CRÓNICA DE OPINIÃO
por João Bárbara
(Membro do Movimento dos Cidadãos pela Arrábida)
O charme (pouco) discreto da hipocrisia
A visita surpresa efectuada ao Outão pelo Ministro do Ambiente José Sócrates, a propósito do desmantelamento da fábrica velha e de um suposto programa de requalificação ambiental promovido pela empresa Secil, teve os contornos de uma manobra mediática de charme, ao mesmo tempo reveladora de uma hipocrisia sem limites.
Hipócrita, porque se sabe que a fábrica velha já está desactivada há muitos anos. De modo que desmantelá-la agora não é fazer favor a ninguém.
Hipócrita, porque a Secil e o Ministro sabem que do ponto de vista contratual, a Secil está obrigada a reflorestar a imensa área que destruiu.
Hipócrita, porque não há requalificação possível para reparar todos os danos que a Secil causou à Serra da Arrábida, que é parte integrante de um parque natural inscrito na rede Natura 2000.
Hipócrita, quando se pretende apresentar a co–incineração de resíduos industriais tóxicos e perigosos como parte integrante desse processo de requalificação.
Hipócrita, porque a Secil sabe e o Ministro também, e se não sabe devia saber, que a Secil está a fazer descargas supostamente ilegais de carvão e de clinquer no cais das antigas instalações da Eurominas (a montante no rio, perto da Setenave ), e não o faz no seu próprio cais porque ( como é um processo muito poluente) perderia a classificação ISO 9000, que como se sabe, foi um dos critérios que fez com a co-incineração lhe fosse atribuída.
Hipócrita, quando se sabe que a Secil foi uma das empresas que financiou o Partido Socialista. Partido que está actualmente no Governo, na autarquia de Setúbal e a que o Ministro Sócrates pertence. Questionado sobre esta matéria o Sr. Queirós Pereira, administrador da Secil, diz que está tudo legal e que a Secil financia os partidos que têm um projecto de sociedade mais de acordo os seus ideais. Esclarecedor! ( Supõe-se que um dos ideais de sociedade do Partido Socialista que A Secil compartilha, é o de colocar co-incineradoras em parques naturais).
Hipócrita, porque resulta claro que ninguém optará por Setúbal como destino turístico, quando souber que na região está instalada uma co-incineradora de resíduos tóxicos e perigosos.

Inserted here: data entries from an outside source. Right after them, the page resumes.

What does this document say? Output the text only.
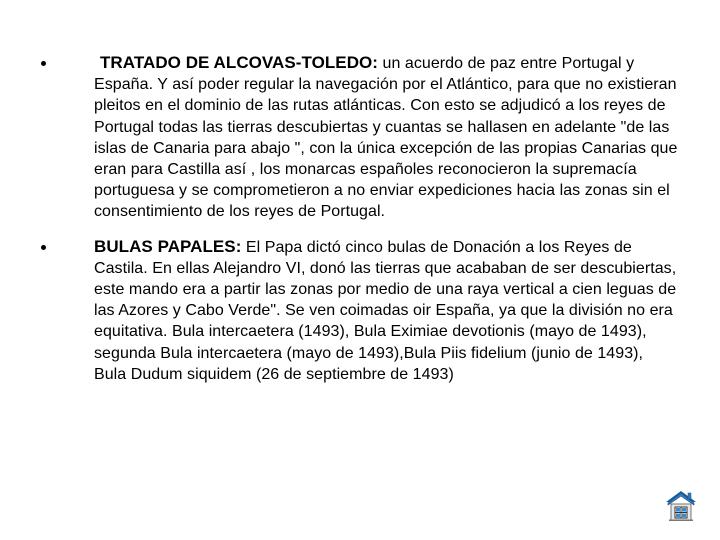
TRATADO DE ALCOVAS-TOLEDO: un acuerdo de paz entre Portugal y España. Y así poder regular la navegación por el Atlántico, para que no existieran pleitos en el dominio de las rutas atlánticas. Con esto se adjudicó a los reyes de Portugal todas las tierras descubiertas y cuantas se hallasen en adelante "de las islas de Canaria para abajo ", con la única excepción de las propias Canarias que eran para Castilla así , los monarcas españoles reconocieron la supremacía portuguesa y se comprometieron a no enviar expediciones hacia las zonas sin el consentimiento de los reyes de Portugal.
BULAS PAPALES: El Papa dictó cinco bulas de Donación a los Reyes de Castila. En ellas Alejandro VI, donó las tierras que acababan de ser descubiertas, este mando era a partir las zonas por medio de una raya vertical a cien leguas de las Azores y Cabo Verde". Se ven coimadas oir España, ya que la división no era equitativa. Bula intercaetera (1493), Bula Eximiae devotionis (mayo de 1493), segunda Bula intercaetera (mayo de 1493),Bula Piis fidelium (junio de 1493), Bula Dudum siquidem (26 de septiembre de 1493)
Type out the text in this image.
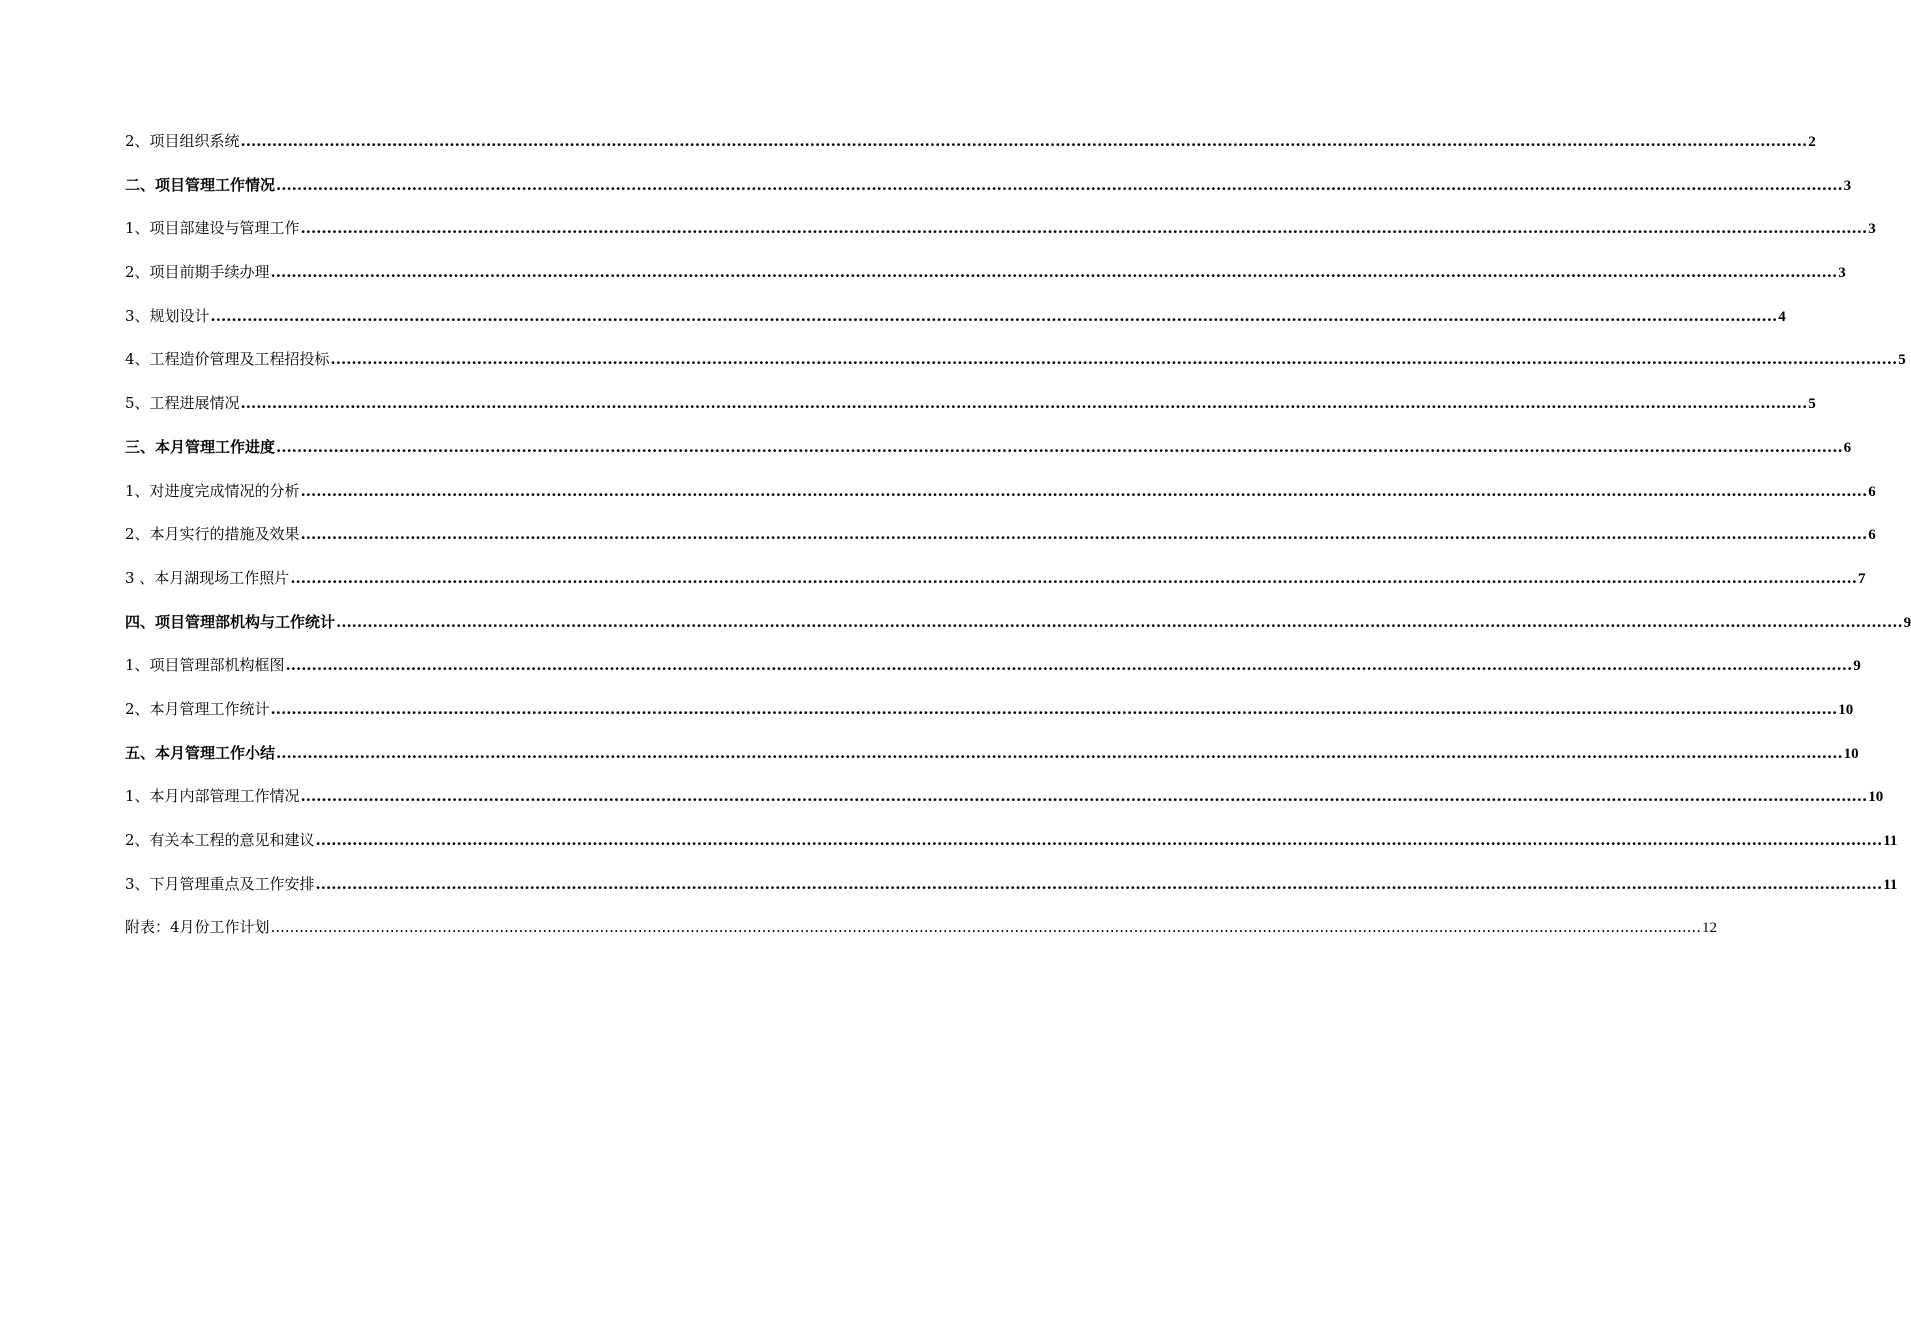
2、项目组织系统 ............................................................................................................................................................................................................................................................................................................ 2
二、项目管理工作情况 ............................................................................................................................................................................................................................................................................................................ 3
1、项目部建设与管理工作 ............................................................................................................................................................................................................................................................................................................ 3
2、项目前期手续办理 ............................................................................................................................................................................................................................................................................................................ 3
3、规划设计 ............................................................................................................................................................................................................................................................................................................ 4
4、工程造价管理及工程招投标 ............................................................................................................................................................................................................................................................................................................ 5
5、工程进展情况 ............................................................................................................................................................................................................................................................................................................ 5
三、本月管理工作进度 ............................................................................................................................................................................................................................................................................................................ 6
1、对进度完成情况的分析 ............................................................................................................................................................................................................................................................................................................ 6
2、本月实行的措施及效果 ............................................................................................................................................................................................................................................................................................................ 6
3 、本月湖现场工作照片 ............................................................................................................................................................................................................................................................................................................ 7
四、项目管理部机构与工作统计 ............................................................................................................................................................................................................................................................................................................ 9
1、项目管理部机构框图 ............................................................................................................................................................................................................................................................................................................ 9
2、本月管理工作统计 ............................................................................................................................................................................................................................................................................................................ 10
五、本月管理工作小结 ............................................................................................................................................................................................................................................................................................................ 10
1、本月内部管理工作情况 ............................................................................................................................................................................................................................................................................................................ 10
2、有关本工程的意见和建议 ............................................................................................................................................................................................................................................................................................................ 11
3、下月管理重点及工作安排 ............................................................................................................................................................................................................................................................................................................ 11
附表：4月份工作计划 ............................................................................................................................................................................................................................................................................................................ 12
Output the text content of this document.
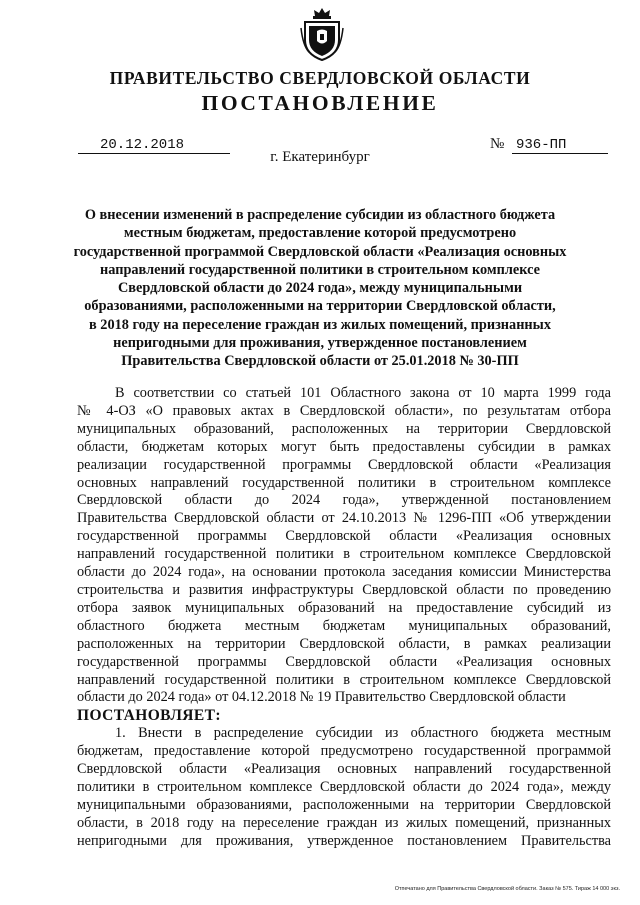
ПРАВИТЕЛЬСТВО СВЕРДЛОВСКОЙ ОБЛАСТИ
ПОСТАНОВЛЕНИЕ
20.12.2018	№ 936-ПП
г. Екатеринбург
О внесении изменений в распределение субсидии из областного бюджета
местным бюджетам, предоставление которой предусмотрено
государственной программой Свердловской области «Реализация основных
направлений государственной политики в строительном комплексе
Свердловской области до 2024 года», между муниципальными
образованиями, расположенными на территории Свердловской области,
в 2018 году на переселение граждан из жилых помещений, признанных
непригодными для проживания, утвержденное постановлением
Правительства Свердловской области от 25.01.2018 № 30-ПП
В соответствии со статьей 101 Областного закона от 10 марта 1999 года
№ 4-ОЗ «О правовых актах в Свердловской области», по результатам отбора
муниципальных образований, расположенных на территории Свердловской
области, бюджетам которых могут быть предоставлены субсидии в рамках
реализации государственной программы Свердловской области «Реализация
основных направлений государственной политики в строительном комплексе
Свердловской области до 2024 года», утвержденной постановлением
Правительства Свердловской области от 24.10.2013 № 1296-ПП «Об утверждении
государственной программы Свердловской области «Реализация основных
направлений государственной политики в строительном комплексе Свердловской
области до 2024 года», на основании протокола заседания комиссии Министерства
строительства и развития инфраструктуры Свердловской области по проведению
отбора заявок муниципальных образований на предоставление субсидий из
областного бюджета местным бюджетам муниципальных образований,
расположенных на территории Свердловской области, в рамках реализации
государственной программы Свердловской области «Реализация основных
направлений государственной политики в строительном комплексе Свердловской
области до 2024 года» от 04.12.2018 № 19 Правительство Свердловской области
ПОСТАНОВЛЯЕТ:
1. Внести в распределение субсидии из областного бюджета местным
бюджетам, предоставление которой предусмотрено государственной программой
Свердловской области «Реализация основных направлений государственной
политики в строительном комплексе Свердловской области до 2024 года», между
муниципальными образованиями, расположенными на территории Свердловской
области, в 2018 году на переселение граждан из жилых помещений, признанных
непригодными для проживания, утвержденное постановлением Правительства
Отпечатано для Правительства Свердловской области. Заказ № 575. Тираж 14 000 экз.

Hipócrita e arrogante, a atitude do Ministro quando considera a co-incineração um facto consumado. Ora, numa altura em que se está em fase de consulta pública, é caso para perguntar para o que é que esta serve?
Finalmente hipócrita, porque pretendendo-se requalificadora, não se percebe como é que um sistema de co-incineração de resíduos tóxicos e perigosos se irá compatibilizar com o desenvolvimento sustentado da região. Para mais quando se sabe que estão projectadas uma série de industrias químicas tóxicas para a zona da Sapec ( mais ou menos subsidiárias da co-incineração), como é o caso do Aterro de Resíduos Industriais e outras como o Terminal de Líquidos a Granel, a Lisnave, a Quimigal, a Tecnogomes, etc.
Com tanta e óbvia hipocrisia, estou certo que a população de Setúbal e dos concelhos envolventes não se deixarão envolver por cantos de sereias tão desafinados e saberão dar a resposta adequada no momento oportuno.